Saul's vibrant black eyes swept the courtroom, and rested on the jury.
"To accomplish our purpose, in cross-examination of the defendant and his
wives, we will examine carefully how these three people have united,
and we will consider the alternatives that were available to them. In
weighing the alternatives we will consider whether society as a whole
would have benefited by Yale divorcing or having his marriage to either
of these women annulled.

 

 

"This case is of particular interest because the defendant, while he is
not on trial for the views set forth in the book,
Spoken in My Manner
,
is editor and publisher of this book. In no sense should it be assumed
that the defense in this case is based on proving that bigamy is one
of the tenets of the secular religion called Challenge. This is not
the issue. The defendant himself does not believe that all men should
be permitted bigamous marriages. Our plea of 'not guilty' is based on
the fact that we believe that whatever your decision as a jury and as
men and women, the law must eventually be rewritten to permit marriage
forms, such as bigamy, which have built-in responsibilities to the
state.
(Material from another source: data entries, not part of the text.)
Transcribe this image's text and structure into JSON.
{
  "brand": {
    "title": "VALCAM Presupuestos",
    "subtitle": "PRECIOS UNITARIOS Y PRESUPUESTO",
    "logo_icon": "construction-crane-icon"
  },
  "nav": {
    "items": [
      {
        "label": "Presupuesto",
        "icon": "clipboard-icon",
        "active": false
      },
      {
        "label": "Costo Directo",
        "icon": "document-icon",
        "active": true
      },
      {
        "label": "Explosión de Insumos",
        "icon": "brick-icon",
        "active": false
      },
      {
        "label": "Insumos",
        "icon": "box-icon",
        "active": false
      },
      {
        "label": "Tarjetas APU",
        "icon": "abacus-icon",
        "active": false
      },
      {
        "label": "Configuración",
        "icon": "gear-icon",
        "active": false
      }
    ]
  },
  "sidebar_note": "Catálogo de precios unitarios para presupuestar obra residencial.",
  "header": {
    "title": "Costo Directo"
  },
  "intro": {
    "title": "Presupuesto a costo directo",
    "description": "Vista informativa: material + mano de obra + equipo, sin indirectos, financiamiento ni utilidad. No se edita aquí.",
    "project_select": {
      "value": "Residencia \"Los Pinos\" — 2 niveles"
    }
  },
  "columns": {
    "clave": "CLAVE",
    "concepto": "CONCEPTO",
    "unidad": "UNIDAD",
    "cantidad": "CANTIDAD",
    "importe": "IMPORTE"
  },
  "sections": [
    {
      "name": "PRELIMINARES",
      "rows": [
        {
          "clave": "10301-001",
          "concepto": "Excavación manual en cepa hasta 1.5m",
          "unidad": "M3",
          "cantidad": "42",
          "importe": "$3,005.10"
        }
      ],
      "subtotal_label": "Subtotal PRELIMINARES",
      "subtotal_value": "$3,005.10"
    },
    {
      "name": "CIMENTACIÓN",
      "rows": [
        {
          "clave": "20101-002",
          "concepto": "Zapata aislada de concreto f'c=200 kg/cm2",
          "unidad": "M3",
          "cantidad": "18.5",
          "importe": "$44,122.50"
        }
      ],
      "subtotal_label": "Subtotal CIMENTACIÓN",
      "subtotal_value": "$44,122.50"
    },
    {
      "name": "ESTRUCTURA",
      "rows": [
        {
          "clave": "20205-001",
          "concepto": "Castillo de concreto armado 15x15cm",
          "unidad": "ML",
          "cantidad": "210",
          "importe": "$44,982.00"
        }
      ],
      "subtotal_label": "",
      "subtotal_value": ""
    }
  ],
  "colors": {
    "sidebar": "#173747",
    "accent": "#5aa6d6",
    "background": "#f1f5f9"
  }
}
The availability of this type of marriage would in many cases
solve the problems of divorce by allowing variationism within marriage,
and at the same time would insure the sanctity of the home. Moreover,
this modern marriage law would open a new life for thousands of women
who in the preponderance of females in most societies have no opportunity
to live a full life.

 

 

"In a social structure which in the past fifty years is breaking down
into smaller and smaller family units, it is conceivable by its variety
and strength the bigamous or even polygamous household would have a unity
now lacking in the very narrowness of our present family units."